I galantuomini, avevano , però fatto i conti senza dell’oste, perché se fino ad allora i guerriglieri li tormentavano in quanto traditori, ora erano divenuti gli affamatori del popolo, quelli che avevano tolto il pane alla gente, immiserendola e scacciandola dalla loro casa, il sacco era pieno e l’insofferenza popolare stava per esplodere.
Era l’alba di un bel mattino del 1861. Urbano Camerotta, sergente del disciolto esercito delle Due Sicilie, giungeva in vista di Troja. Grande era in lui la commozione, mancava dalla sua città ormai da troppo tempo. L’invasione sabauda, la sconfitta nella battaglia del Volturno e la caduta di Gaeta –con la fine del Regno- lo avevano visto protagonista. Indossava ancora la giacca blu del suo reparto, il 4° reggimento fanteria “Principessa”, aveva viaggiato di notte per non essere catturato dai piemontesi. La vista della natia collina ed il pensiero che, da lì a poco, avrebbe riabbracciato sua moglie, gli dava grande sollievo.

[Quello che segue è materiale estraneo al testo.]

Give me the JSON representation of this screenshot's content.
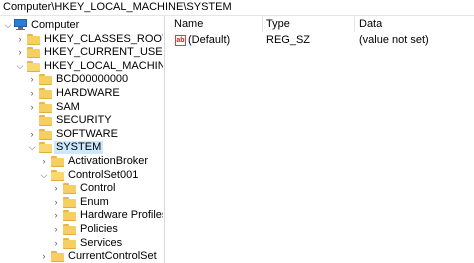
{
  "address": {
    "path": "Computer\\HKEY_LOCAL_MACHINE\\SYSTEM"
  },
  "tree": {
    "items": [
      {
        "label": "Computer",
        "icon": "computer-icon",
        "chevron": "v"
      },
      {
        "label": "HKEY_CLASSES_ROOT",
        "icon": "folder-icon",
        "chevron": ">"
      },
      {
        "label": "HKEY_CURRENT_USER",
        "icon": "folder-icon",
        "chevron": ">"
      },
      {
        "label": "HKEY_LOCAL_MACHINE",
        "icon": "folder-open-icon",
        "chevron": "v"
      },
      {
        "label": "BCD00000000",
        "icon": "folder-icon",
        "chevron": ">"
      },
      {
        "label": "HARDWARE",
        "icon": "folder-icon",
        "chevron": ">"
      },
      {
        "label": "SAM",
        "icon": "folder-icon",
        "chevron": ">"
      },
      {
        "label": "SECURITY",
        "icon": "folder-icon",
        "chevron": ""
      },
      {
        "label": "SOFTWARE",
        "icon": "folder-icon",
        "chevron": ">"
      },
      {
        "label": "SYSTEM",
        "icon": "folder-open-icon",
        "chevron": "v",
        "selected": true
      },
      {
        "label": "ActivationBroker",
        "icon": "folder-icon",
        "chevron": ">"
      },
      {
        "label": "ControlSet001",
        "icon": "folder-open-icon",
        "chevron": "v"
      },
      {
        "label": "Control",
        "icon": "folder-icon",
        "chevron": ">"
      },
      {
        "label": "Enum",
        "icon": "folder-icon",
        "chevron": ">"
      },
      {
        "label": "Hardware Profiles",
        "icon": "folder-icon",
        "chevron": ">"
      },
      {
        "label": "Policies",
        "icon": "folder-icon",
        "chevron": ">"
      },
      {
        "label": "Services",
        "icon": "folder-icon",
        "chevron": ">"
      },
      {
        "label": "CurrentControlSet",
        "icon": "folder-icon",
        "chevron": ">"
      }
    ]
  },
  "list": {
    "columns": {
      "name": "Name",
      "type": "Type",
      "data": "Data"
    },
    "rows": [
      {
        "name": "(Default)",
        "type": "REG_SZ",
        "data": "(value not set)",
        "icon": "string-value-icon"
      }
    ]
  }
}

Raggiunse la sua casa, fra due terre, e bussò alla porta. Non ebbe risposta. Provò ancora, ma niente. Sentendo rumore, si affacciò alla finestra la commara del piano di sopra e, singhiozzando, raccontò ad Urbano di come, Letizia, fosse stata malmenata e ridotta in fin di vita, dai militi della guardia nazionale. Era la moglie di un sottufficiale del Real esercito, ormai divenuto nemico in casa sua… Urbano sobbalzò, non poteva credere a quanto udiva. Non fece in tempo a chiedere altro che, dal fondo della strada, risuonarono degli spari. Erano le guardie nazionali di ronda che, riconosciutolo, lo aveva preso di mira. Il sergente prese a correre e mentre fuggiva, dalla finestra, la commara gli urlò “Caruso!.. Caruso!..” non ne capì subito il significato, ma ben presto lo scoprì. Letizia, era stata prelevata da due guerrigliere del gruppo Caruso di Torremaggiore; che, portatala al loro accampamento, l’avrebbero curata salvandole la vita.

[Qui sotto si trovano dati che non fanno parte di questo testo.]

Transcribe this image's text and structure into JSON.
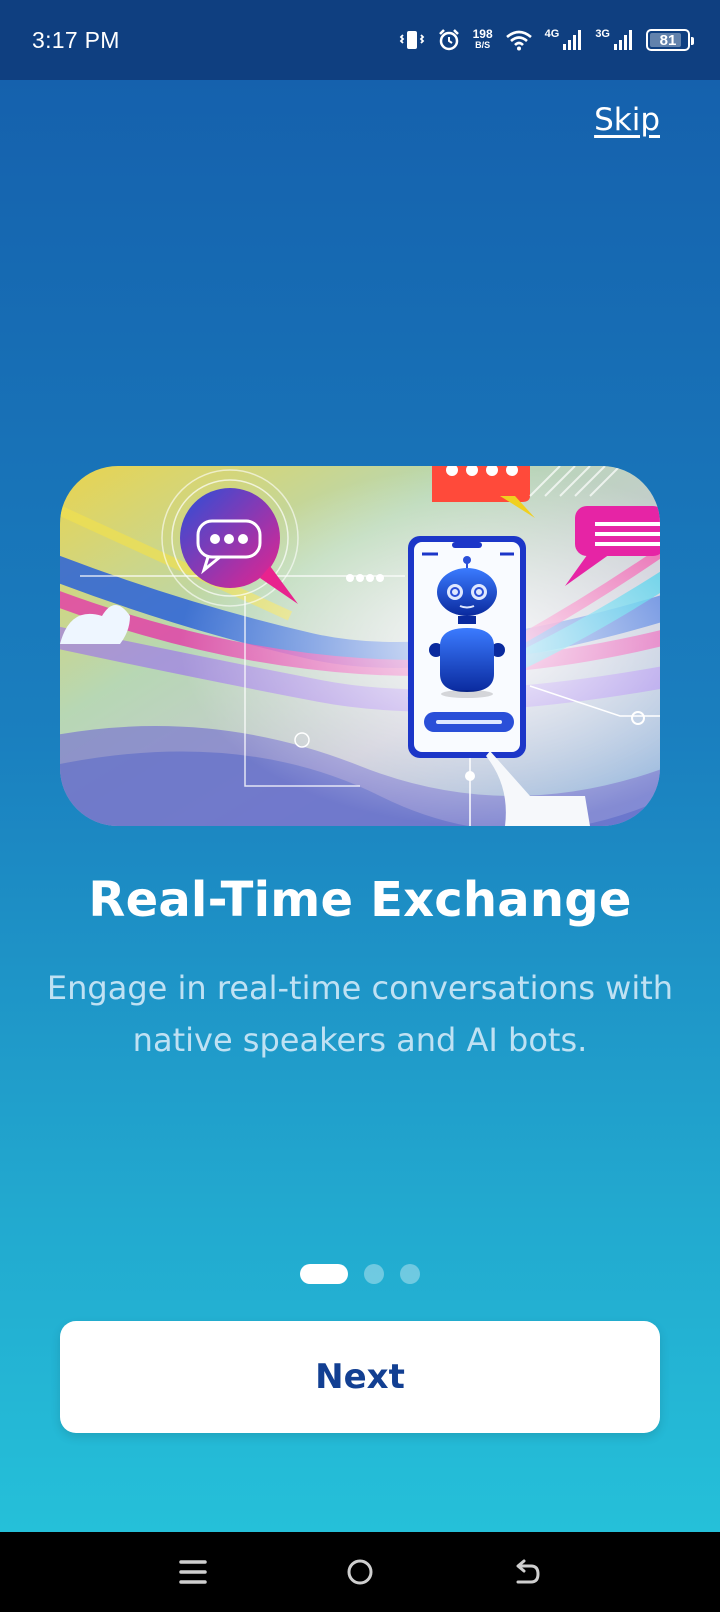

Proprio là, qualche giorno dopo, Urbano la riabbracciò ed iniziò così la sua vita da partigiano borbonico, passando anche con i gruppi Schiavone di S. Agata e con quello ben più ardito e famoso di Carmine Crocco, operante tra Capitanata e Melfitano, composto da oltre 2000 uomini.
Catturato dai piemontesi sarà fucilato a Lucera il 12 gennaio 1863. Gli trovarono in tasca la formula del giuramento che ogni guerrigliero doveva prestare, per entrare nel gruppo e indossare la coccarda rossa con il giglio borbonico, simbolo dei legittimisti :
Noi giuriamo davanti a Dio
e dinanzi al mondo intiero di essere fedeli al nostro
augustissimo e religiosissimo sovrano Francesco II
(che Dio guardi sempre);
e promettiamo di concorrere con tutta la nostra anima
e con tutte le nostre forze a combattere i cani piemontesi,
invasori del nostro sacro suolo e ladri di ogni nostro avere,
per restituire al trono dei suoi avi
il nostro amatissimo e legittimo sovrano Francesco II
Noi giuriamo davanti a Dio
di rivendicare tutti i diritti del nostro Santo Padre Pio IX
e della Santa chiesa e di abbattere il lucifero infernale
Vittorio Emanuele e i suoi complici, rinnegati traditori
della nostra Patria e della nostra religione
Con l’effusione del sangue di ogni combattente,
per la libertà del Regno delle Due Sicilie,
dal Tronto alla Capitanata, dalla Sicilia al Molise,
noi lo promettiamo e lo giuriamo
Il clima in quei giorni, in tutta la Capitanata era infuocato, Nicola Beccia, nella sua “Cronistoria di Troja”, riporta che:” La città fu disseminata di pezzi d’artiglieria in tutte le strade, poiche la popolazione minacciava di insorgere…” in ogni centro si susseguivano manifestazioni in sostegno dei Borbone. Il rito era più o meno identico dappertutto. Il popolo calpestava e bruciava i quadri di Garibaldi e Vittorio Emanuele, rimetteva al loro posto quelli di Francesco II e Maria Sofia, dopodiché, per protesta contro le nuove amministrazioni comunali abusive, dava fuoco agli archivi municipali.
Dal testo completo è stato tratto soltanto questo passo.